In general, if I have a model and make a prediction for t+1, observe y_{t+1}, it does not feel clear how I would use the trained model and the new observation to make a prediction for t+2.
# Init
library(tidyverse)
library(fable)
#> Loading required package: fabletools
# Prepare data
us_accidental_deaths <- as_tsibble(USAccDeaths)
deaths_train <- head(us_accidental_deaths, -24)
deaths_test <- tail(us_accidental_deaths, 24)
# Get models on training data
deaths_fits_0 <- deaths_train %>%
model(ets = ETS(value))
##############
# Normal way #
##############
# 'refit' without estimating new params/coefs on the new data
deaths_fits_1 <- deaths_fits_0 %>%
refit(deaths_test, reestimate = FALSE)
# what happens here if the test set is smaller than the seasonality windows?

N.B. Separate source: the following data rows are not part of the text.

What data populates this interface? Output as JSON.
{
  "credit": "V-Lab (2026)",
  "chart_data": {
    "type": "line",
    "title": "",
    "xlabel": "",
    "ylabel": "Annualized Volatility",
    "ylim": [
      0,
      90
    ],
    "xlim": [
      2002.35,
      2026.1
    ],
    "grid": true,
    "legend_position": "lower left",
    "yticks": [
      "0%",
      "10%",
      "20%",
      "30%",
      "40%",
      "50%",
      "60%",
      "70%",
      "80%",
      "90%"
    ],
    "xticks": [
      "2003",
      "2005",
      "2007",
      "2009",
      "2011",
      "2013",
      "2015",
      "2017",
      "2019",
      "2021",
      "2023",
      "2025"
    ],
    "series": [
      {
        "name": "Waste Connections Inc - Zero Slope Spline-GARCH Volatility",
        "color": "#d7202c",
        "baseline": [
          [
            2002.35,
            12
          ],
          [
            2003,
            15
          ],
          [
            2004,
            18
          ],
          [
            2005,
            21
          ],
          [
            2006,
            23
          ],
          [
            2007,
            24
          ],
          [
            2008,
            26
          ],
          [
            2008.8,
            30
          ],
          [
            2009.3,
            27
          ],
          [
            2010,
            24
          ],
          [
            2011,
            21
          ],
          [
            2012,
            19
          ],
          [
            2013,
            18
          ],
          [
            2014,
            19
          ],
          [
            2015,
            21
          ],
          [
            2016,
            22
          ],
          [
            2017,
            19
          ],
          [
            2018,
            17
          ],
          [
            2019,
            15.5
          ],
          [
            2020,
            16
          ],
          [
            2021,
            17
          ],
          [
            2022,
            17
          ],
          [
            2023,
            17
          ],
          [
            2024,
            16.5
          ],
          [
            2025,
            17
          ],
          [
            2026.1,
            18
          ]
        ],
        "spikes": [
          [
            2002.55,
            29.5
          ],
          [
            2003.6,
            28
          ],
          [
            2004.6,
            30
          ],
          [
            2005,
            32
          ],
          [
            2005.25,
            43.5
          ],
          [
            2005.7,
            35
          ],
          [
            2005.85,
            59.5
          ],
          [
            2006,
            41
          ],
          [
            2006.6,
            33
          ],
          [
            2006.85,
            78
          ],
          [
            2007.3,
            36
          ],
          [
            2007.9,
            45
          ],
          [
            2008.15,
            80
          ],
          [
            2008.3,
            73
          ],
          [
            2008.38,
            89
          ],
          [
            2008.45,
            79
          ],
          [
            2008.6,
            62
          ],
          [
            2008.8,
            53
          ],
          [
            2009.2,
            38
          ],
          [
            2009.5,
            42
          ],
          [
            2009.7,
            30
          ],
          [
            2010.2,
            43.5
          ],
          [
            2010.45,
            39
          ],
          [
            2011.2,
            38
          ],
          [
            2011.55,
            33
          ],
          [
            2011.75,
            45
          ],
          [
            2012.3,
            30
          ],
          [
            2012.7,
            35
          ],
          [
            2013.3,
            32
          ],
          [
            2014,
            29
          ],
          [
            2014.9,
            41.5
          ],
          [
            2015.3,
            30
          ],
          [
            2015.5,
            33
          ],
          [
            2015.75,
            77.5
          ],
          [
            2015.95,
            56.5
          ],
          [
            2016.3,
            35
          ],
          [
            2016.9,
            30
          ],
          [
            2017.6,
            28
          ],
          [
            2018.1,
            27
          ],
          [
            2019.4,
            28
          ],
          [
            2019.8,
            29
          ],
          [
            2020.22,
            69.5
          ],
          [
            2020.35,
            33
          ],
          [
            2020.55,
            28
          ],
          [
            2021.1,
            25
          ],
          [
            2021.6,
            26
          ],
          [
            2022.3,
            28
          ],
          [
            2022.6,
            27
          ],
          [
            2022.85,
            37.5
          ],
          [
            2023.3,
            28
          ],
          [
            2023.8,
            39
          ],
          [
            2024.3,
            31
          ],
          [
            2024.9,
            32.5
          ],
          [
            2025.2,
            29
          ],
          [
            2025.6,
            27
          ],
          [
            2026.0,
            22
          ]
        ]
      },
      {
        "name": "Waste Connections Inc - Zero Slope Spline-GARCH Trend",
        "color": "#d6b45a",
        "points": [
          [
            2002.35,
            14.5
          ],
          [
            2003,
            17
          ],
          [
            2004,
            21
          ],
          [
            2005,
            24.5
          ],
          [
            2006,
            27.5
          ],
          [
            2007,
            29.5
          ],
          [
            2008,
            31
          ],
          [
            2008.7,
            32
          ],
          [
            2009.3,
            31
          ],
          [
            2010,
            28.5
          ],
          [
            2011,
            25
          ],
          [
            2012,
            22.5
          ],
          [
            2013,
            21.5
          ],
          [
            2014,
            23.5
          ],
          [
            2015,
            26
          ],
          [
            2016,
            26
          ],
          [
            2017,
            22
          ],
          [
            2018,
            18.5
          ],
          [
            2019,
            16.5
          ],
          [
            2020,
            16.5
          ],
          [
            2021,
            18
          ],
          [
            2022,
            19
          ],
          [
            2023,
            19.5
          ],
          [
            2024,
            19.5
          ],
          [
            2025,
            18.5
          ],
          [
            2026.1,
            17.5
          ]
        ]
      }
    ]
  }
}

# 1-step forecast accuracy on the test set?
deaths_fits_1 %>%
accuracy()
#> # A tibble: 1 x 10
#> .model .type ME RMSE MAE MPE MAPE MASE RMSSE ACF1
#> <chr> <chr> <dbl> <dbl> <dbl> <dbl> <dbl> <dbl> <dbl> <dbl>
#> 1 ets Training 30.4 142. 111. 0.334 1.24 0.428 0.416 -0.105
# The 1-step forecasts?
fitted(deaths_fits_1)
#> # A tsibble: 24 x 3 [1M]
#> # Key: .model [1]
#> .model index .fitted
#> <chr> <mth> <dbl>
#> 1 ets 1977 Jan 7770.
#> 2 ets 1977 Feb 6906.
#> 3 ets 1977 Mar 7680.
#> 4 ets 1977 Apr 8135.
#> 5 ets 1977 May 8964.
#> 6 ets 1977 Jun 9264.
#> 7 ets 1977 Jul 10457.
#> 8 ets 1977 Aug 9547.
#> 9 ets 1977 Sep 8520.
#> 10 ets 1977 Oct 8660.
#> # ... with 14 more rows
################
# Using a loop #
################
# Initialise fit
death_fits_2 <- deaths_fits_0
# List to store 1 step forecasts in
test_forecasts_list <- list()
# Begin loop
for (i in 1:length(unique(deaths_test$index))){
# 1 step forecast
one_step_fc <- death_fits_2 %>%
forecast(h = 1)
# store
test_forecasts_list[[i]] <- one_step_fc
# refit using the newly observed datapoint
death_fits_2 <- deaths_fits_0 %>%
refit(
bind_rows(
deaths_train,
deaths_test %>%
arrange(index) %>%
slice_head(n=i)
),
reestimate=FALSE
)
}
test_forecasts_2 <- bind_rows(test_forecasts_list)
# 1-step forecast accuracy over test set
test_forecasts_2 %>%
accuracy(data=us_accidental_deaths)
#> # A tibble: 1 x 10
#> .model .type ME RMSE MAE MPE MAPE MASE RMSSE ACF1
#> <chr> <chr> <dbl> <dbl> <dbl> <dbl> <dbl> <dbl> <dbl> <dbl>
#> 1 ets Test 37.0 255. 194. 0.308 2.19 0.352 0.380 -0.305
# 1-step forecasts
test_forecasts_2
#> # A fable: 24 x 4 [1M]
#> # Key: .model [1]
#> .model index value .mean
#> <chr> <mth> <dist> <dbl>
#> 1 ets 1977 Jan N(7837, 110265) 7837.
#> 2 ets 1977 Feb N(7129, 95555) 7129.
#> 3 ets 1977 Mar N(7783, 93292) 7783.
#> 4 ets 1977 Apr N(7912, 91760) 7912.
#> 5 ets 1977 May N(8894, 89411) 8894.
#> 6 ets 1977 Jun N(9418, 87442) 9418.
#> 7 ets 1977 Jul N(10072, 85241) 10072.
#> 8 ets 1977 Aug N(9891, 89234) 9891.
#> 9 ets 1977 Sep N(8388, 93841) 8388.
#> 10 ets 1977 Oct N(8679, 91768) 8679.
#> # ... with 14 more rows
Created on 2022-05-31 by the reprex package (v2.0.1)
There are two groups of parameters in an ETS model, the initial states and the smoothing parameters. It rarely makes any sense to use the original initial states and apply them to a different time period, so by default refit()
re-estimates the initial states but keeps the smoothing parameters in the model provided.
In your first attempt, the initial states are being re-estimated at the start of the test data, while in your loop, the initial states are being re-estimated in every iteration.
What you probably want is not to re-estimate anything, but to see how well your model is doing on the test set. You can do that by refitting your model to the training and test set combined, and then to filter out the results on the test set. Like this:
# 'refit' without estimating new params/coefs on all data
deaths_fits_1 <- deaths_fits_0 %>%
refit(us_accidental_deaths, reinitialise=FALSE)
# 1-step forecasts on the test set
deaths_fits_1 %>%
fitted() %>%
tail(24)
That also avoids the problem of generating an error when the test set is smaller than the seasonal period.